1960年、スイスの最高級品に挑戦する国産の最高級品として、正確で見やすく美しい腕時計を目指して誕生した「グランドセイコー」。グローバルブランドとしてさらなる飛躍を目指す今年、誕生から今日にいたるまで様々な困難に立ち向かい、腕時計の夢を叶えようと挑戦を続けてきたその物語を、全10話の連載記事でご紹介します。

第3回のテーマは「精度」。腕時計の価値の根幹となるこの命題に、グランドセイコーはいかに挑んだのでしょうか。また、そこから生まれた腕時計はいかなるものであったのか。その物語をひも解きます。

次々と生み出された、高精度な機械式腕時計。

1969年に誕生した第二精工舎製の「V.F.A.」モデルには、手巻式のCal.4580が搭載されていた。文字板の12時位置には「GRAND SEIKO」のロゴが配されてた。高精度機械式腕時計の限界へと挑んだ技術者の信念が詰まった傑作だ。

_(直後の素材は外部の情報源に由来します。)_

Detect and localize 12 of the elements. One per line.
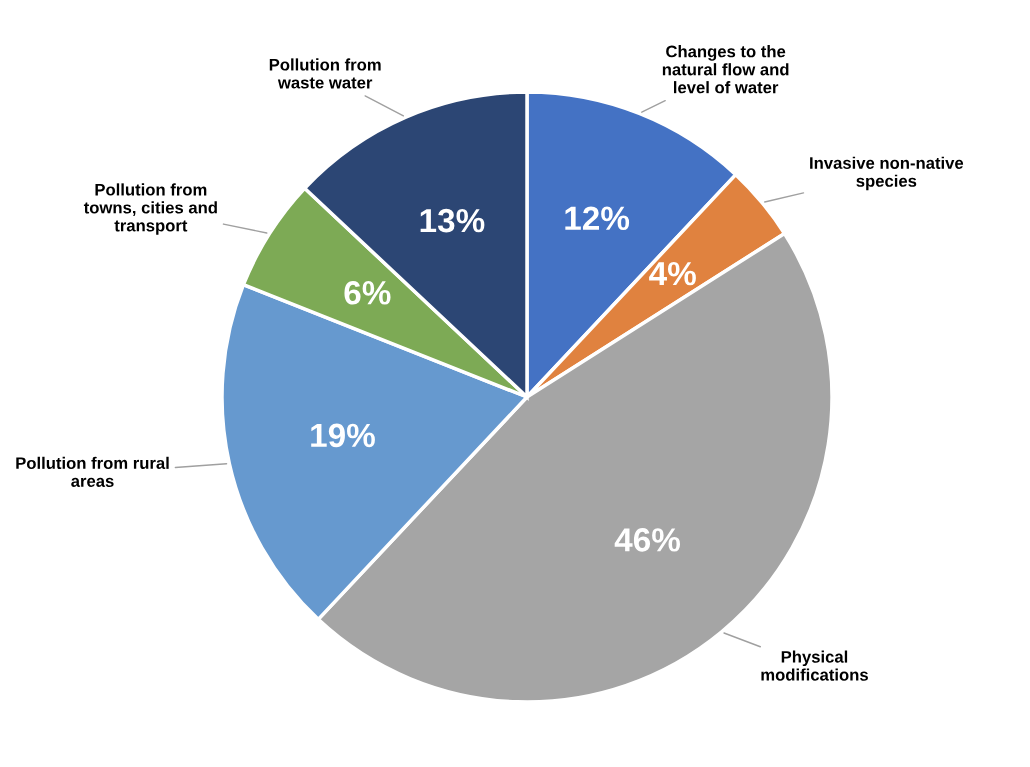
data-label: 13% (420, 208, 485, 233)
data-label: 12% (565, 206, 630, 231)
data-label: 6% (344, 281, 391, 305)
slice-label: Pollution from towns, cities and transport (83, 183, 217, 235)
slice-label: Pollution from rural areas (16, 456, 169, 487)
data-label: 46% (614, 528, 681, 552)
data-label: 4% (649, 261, 696, 286)
slice-label: Physical modifications (761, 650, 868, 681)
slice-label: Changes to the natural flow and level of water (662, 45, 789, 94)
slice-label: Invasive non-native species (810, 156, 964, 191)
slice-label: Pollution from waste water (269, 58, 381, 89)
data-label: 19% (311, 423, 375, 448)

機械式腕時計において重要な価値基準となるのが“精度”です。1960年代半ばのグランドセイコーの精度基準は平均日差が-3~+6秒、これは一日(86,400秒)と照らし合わせると、1/10000以下の誤差しか生じていないということ。精度が高い時計とは、設計が優れ、パーツの製造レベルが高く、組み立ても調整もほぼ完璧ということになります。時計メーカーはそれを証明するためにスイスの天文台が主催する精度コンクールに参加して技術力を競い合いました。セイコーは1964年から機械腕クロノメーター部門に参加していましたが、諏訪精工舎と第二精工舎がそれぞれにムーブメントを開発し、スイス勢と激しい勝負を展開していました。

コンクール用のムーブメントは市販品とは異なり、素材も設計も特別仕様。ひたすら高精度を目指していました。その根幹となる技術のひとつは、ムーブメントの高振動化。振動数が高いほど外部からの影響を受けにくくなるので、精度を高いまま保つことができるのです。当時のグランドセイコーは5~5.5振動でしたが、コンクール時計は主に10振動ムーブメントで勝負していました。

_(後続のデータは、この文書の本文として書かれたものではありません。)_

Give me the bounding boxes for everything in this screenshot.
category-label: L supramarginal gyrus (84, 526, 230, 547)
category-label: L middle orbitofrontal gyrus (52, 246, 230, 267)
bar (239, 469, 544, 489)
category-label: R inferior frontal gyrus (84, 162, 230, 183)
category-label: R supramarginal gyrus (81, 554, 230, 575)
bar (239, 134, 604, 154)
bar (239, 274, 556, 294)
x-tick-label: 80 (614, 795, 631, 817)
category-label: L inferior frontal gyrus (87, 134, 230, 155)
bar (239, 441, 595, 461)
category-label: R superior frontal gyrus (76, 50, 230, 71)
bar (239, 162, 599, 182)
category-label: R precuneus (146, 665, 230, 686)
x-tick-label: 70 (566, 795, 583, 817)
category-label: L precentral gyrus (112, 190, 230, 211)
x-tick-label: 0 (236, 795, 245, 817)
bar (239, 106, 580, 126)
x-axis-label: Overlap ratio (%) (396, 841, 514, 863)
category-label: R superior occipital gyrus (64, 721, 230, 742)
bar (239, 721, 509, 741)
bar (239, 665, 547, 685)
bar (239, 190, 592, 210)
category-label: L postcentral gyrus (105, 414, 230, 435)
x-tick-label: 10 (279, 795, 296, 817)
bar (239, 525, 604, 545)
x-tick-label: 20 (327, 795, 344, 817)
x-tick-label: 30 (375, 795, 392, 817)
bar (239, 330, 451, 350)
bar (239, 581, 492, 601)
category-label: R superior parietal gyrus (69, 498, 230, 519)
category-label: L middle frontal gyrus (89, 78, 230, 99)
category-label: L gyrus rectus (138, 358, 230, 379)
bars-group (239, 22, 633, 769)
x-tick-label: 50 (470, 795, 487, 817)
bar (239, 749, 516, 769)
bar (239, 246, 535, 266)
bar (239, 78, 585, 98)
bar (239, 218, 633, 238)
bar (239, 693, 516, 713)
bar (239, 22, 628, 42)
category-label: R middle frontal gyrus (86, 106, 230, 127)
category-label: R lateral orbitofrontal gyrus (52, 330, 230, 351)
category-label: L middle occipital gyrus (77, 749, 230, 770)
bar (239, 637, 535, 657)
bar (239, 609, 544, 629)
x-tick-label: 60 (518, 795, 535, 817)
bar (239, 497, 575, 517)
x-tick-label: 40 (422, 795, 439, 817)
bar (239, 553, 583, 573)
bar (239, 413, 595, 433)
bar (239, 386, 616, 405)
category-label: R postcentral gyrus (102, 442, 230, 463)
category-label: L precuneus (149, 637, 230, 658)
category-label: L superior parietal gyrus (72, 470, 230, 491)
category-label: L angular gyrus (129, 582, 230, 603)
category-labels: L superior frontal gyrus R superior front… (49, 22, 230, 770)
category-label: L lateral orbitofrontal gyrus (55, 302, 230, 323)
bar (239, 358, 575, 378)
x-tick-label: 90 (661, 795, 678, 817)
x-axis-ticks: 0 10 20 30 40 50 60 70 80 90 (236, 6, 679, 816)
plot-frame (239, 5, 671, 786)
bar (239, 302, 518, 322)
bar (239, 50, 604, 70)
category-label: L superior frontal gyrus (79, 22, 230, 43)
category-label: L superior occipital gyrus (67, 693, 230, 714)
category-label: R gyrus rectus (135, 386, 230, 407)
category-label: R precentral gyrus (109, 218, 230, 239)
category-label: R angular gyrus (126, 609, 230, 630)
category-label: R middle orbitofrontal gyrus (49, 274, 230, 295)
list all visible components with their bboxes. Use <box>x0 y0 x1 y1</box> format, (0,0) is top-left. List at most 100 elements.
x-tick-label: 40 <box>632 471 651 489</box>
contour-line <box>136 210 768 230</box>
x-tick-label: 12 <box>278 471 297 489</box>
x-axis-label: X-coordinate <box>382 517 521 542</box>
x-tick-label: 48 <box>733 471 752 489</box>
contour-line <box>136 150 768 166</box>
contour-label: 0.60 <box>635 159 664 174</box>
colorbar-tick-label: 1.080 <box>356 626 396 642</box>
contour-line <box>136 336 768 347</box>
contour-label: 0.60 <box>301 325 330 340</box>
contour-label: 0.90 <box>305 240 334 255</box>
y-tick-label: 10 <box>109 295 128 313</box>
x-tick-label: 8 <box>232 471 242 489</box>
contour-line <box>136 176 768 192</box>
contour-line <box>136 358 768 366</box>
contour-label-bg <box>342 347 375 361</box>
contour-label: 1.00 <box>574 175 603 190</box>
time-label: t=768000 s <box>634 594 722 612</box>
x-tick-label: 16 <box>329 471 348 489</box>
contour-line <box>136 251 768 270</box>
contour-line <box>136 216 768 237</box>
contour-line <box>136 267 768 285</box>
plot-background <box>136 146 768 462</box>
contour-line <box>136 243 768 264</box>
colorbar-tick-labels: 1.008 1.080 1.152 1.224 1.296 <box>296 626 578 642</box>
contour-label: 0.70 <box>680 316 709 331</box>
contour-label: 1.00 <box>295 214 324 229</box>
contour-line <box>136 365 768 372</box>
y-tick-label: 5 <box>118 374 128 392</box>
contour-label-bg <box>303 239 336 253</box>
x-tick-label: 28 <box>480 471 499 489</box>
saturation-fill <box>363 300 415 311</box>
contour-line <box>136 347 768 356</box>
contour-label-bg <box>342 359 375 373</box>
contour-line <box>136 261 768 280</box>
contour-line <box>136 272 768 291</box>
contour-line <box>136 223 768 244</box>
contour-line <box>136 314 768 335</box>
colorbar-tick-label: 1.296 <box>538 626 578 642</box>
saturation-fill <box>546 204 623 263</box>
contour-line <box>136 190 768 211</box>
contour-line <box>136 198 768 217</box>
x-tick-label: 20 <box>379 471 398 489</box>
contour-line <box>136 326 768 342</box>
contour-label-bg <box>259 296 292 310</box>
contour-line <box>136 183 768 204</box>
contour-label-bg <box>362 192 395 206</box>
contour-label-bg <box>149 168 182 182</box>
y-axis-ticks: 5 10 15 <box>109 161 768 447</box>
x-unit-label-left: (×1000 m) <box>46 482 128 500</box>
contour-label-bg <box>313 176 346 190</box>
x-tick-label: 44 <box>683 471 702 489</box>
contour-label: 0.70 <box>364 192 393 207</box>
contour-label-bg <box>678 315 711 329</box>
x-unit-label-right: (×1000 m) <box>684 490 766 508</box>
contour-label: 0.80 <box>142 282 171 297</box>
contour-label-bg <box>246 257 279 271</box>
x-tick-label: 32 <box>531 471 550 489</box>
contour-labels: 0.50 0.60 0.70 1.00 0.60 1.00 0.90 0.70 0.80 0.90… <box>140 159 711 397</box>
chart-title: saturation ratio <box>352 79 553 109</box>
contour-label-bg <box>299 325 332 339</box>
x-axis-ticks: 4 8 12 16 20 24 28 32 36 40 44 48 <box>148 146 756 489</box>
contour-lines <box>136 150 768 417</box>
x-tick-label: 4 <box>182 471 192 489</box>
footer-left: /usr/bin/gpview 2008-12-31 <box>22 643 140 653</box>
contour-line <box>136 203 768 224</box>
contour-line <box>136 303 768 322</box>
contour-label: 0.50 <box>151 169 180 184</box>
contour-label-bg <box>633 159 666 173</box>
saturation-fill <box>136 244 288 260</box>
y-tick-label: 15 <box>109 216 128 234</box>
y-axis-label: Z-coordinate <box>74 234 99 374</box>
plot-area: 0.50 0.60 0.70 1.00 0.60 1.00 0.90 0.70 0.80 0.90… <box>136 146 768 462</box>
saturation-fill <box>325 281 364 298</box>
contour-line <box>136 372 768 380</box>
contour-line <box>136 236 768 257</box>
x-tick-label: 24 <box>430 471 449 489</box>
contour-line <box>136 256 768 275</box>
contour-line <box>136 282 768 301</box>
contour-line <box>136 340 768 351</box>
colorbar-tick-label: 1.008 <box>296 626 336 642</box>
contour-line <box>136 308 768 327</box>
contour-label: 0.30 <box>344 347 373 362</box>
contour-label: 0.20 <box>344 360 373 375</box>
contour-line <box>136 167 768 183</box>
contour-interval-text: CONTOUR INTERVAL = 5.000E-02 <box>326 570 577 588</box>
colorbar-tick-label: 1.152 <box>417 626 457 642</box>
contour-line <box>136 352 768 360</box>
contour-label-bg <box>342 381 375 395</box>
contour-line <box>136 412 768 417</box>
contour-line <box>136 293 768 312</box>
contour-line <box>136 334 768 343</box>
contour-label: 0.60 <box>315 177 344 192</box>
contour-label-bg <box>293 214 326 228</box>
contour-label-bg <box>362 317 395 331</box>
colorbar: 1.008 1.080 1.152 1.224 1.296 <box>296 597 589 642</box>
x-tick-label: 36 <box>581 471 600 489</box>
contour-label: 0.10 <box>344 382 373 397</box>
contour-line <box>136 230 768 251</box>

天文台の精度コンクール用に出品した腕時計を市販するということはありませんが、セイコーではコンクールで培った高振動・高精度のノウハウを市販モデルに取り入れることを決めました。しかし実現は容易ではありません。通常のムーブメントよりもハイスピードでパーツを動かすということは、トルクの強いぜんまいが必要となります。さらに高性能な潤滑油も必須で、パーツにも高いレベルの加工精度を求められます。これを市販モデルとして作ることは、大きな挑戦だったのです。

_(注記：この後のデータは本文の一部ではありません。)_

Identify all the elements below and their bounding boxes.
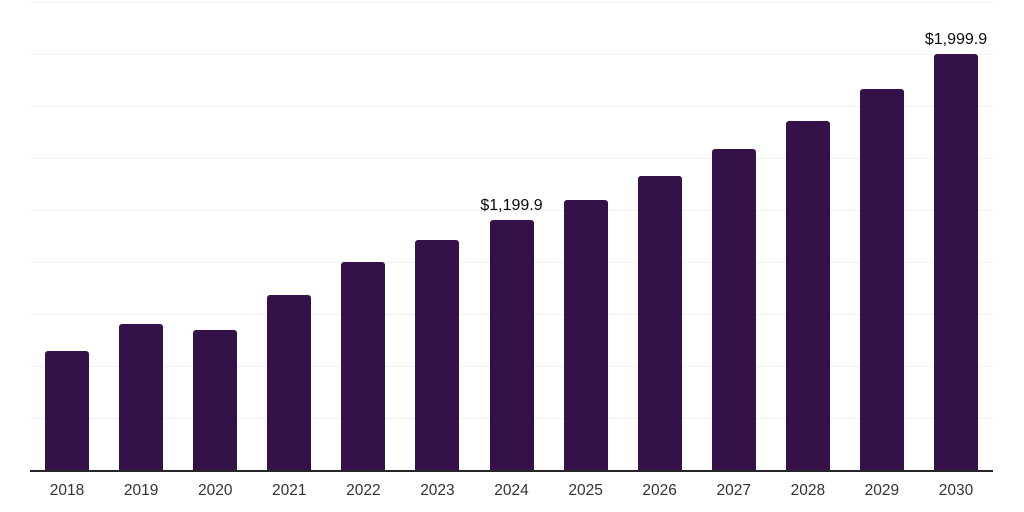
bar-band-2029 xyxy=(845,2,919,470)
bar-band-2019 xyxy=(104,2,178,470)
bar-band-2025 xyxy=(549,2,623,470)
bar-band-2021 xyxy=(252,2,326,470)
bar-2019 xyxy=(119,323,164,470)
gridline-2000 xyxy=(30,54,993,55)
gridline-1500 xyxy=(30,157,993,159)
bar-2027 xyxy=(711,149,756,470)
x-tick-2028: 2028 xyxy=(790,482,826,499)
bar-band-2030: $1,999.9 xyxy=(919,2,993,470)
bar-2020 xyxy=(193,330,238,470)
gridline-1250 xyxy=(30,210,993,211)
x-tick-2022: 2022 xyxy=(346,482,381,499)
bar-2029 xyxy=(859,88,904,470)
x-tick-2027: 2027 xyxy=(716,482,751,499)
x-tick-2029: 2029 xyxy=(864,482,900,499)
x-tick-2018: 2018 xyxy=(49,482,85,499)
bar-2028 xyxy=(785,120,830,470)
bar-band-2028 xyxy=(771,2,845,470)
gridline-2250 xyxy=(30,2,993,3)
bar-band-2026 xyxy=(623,2,697,470)
x-tick-2023: 2023 xyxy=(420,482,455,499)
x-axis-labels: 2018 2019 2020 2021 2022 2023 2024 2025 2026 2027… xyxy=(30,482,993,500)
x-tick-2025: 2025 xyxy=(568,482,603,499)
bar-2022 xyxy=(341,262,386,470)
bar-2021 xyxy=(267,295,312,470)
x-tick-2024: 2024 xyxy=(494,482,529,499)
x-tick-2019: 2019 xyxy=(123,482,159,499)
x-tick-2026: 2026 xyxy=(642,482,677,499)
bar-band-2020 xyxy=(178,2,252,470)
bar-2018 xyxy=(45,351,90,470)
bar-band-2027 xyxy=(697,2,771,470)
x-tick-2030: 2030 xyxy=(938,482,974,499)
gridline-1750 xyxy=(30,106,993,107)
bar-2023 xyxy=(415,239,460,470)
bar-band-2018 xyxy=(30,2,104,470)
bar-band-2022 xyxy=(326,2,400,470)
plot-area: $1,199.9 $1,999.9 xyxy=(30,2,993,472)
value-label-2030: $1,999.9 xyxy=(924,31,988,49)
bar-band-2024: $1,199.9 xyxy=(474,2,548,470)
bar-2025 xyxy=(563,199,608,470)
bar-band-2023 xyxy=(400,2,474,470)
value-label-2024: $1,199.9 xyxy=(480,197,543,215)
bar-2024: $1,199.9 xyxy=(480,197,543,470)
bar-2026 xyxy=(637,175,682,470)
bar-series: $1,199.9 $1,999.9 xyxy=(30,2,993,470)
x-tick-2020: 2020 xyxy=(197,482,233,499)
bar-2030: $1,999.9 xyxy=(925,31,987,470)
x-tick-2021: 2021 xyxy=(272,482,307,499)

しかしなぜセイコーは、そのような困難な道を選んだのでしょうか?
実は1968年に開催されたジュネーブ天文台の精度コンクールで腕クロノメーター部門の上位を占めたのは、CEH(スイス電子時計センター)が作ったクオーツ式ムーブメントでした。機械式での最高位はセイコーが獲得しましたが、高精度技術の主流は既にクオーツ式へとシフトしており、セイコーでも1959年から諏訪精工舎においてクオーツ式腕時計の開発計画が進行していました。世界中の腕時計メーカーはクオーツ式ムーブメントが次世代の標準技術になることを見抜いていたのです。

遅かれ早かれ、高精度を旨とする機械式グランドセイコーの役目が終わってしまう。そこで、いわば最後の晴れ舞台として用意されたのが、究極の高精度機械式腕時計「V.F.A.」だったのです。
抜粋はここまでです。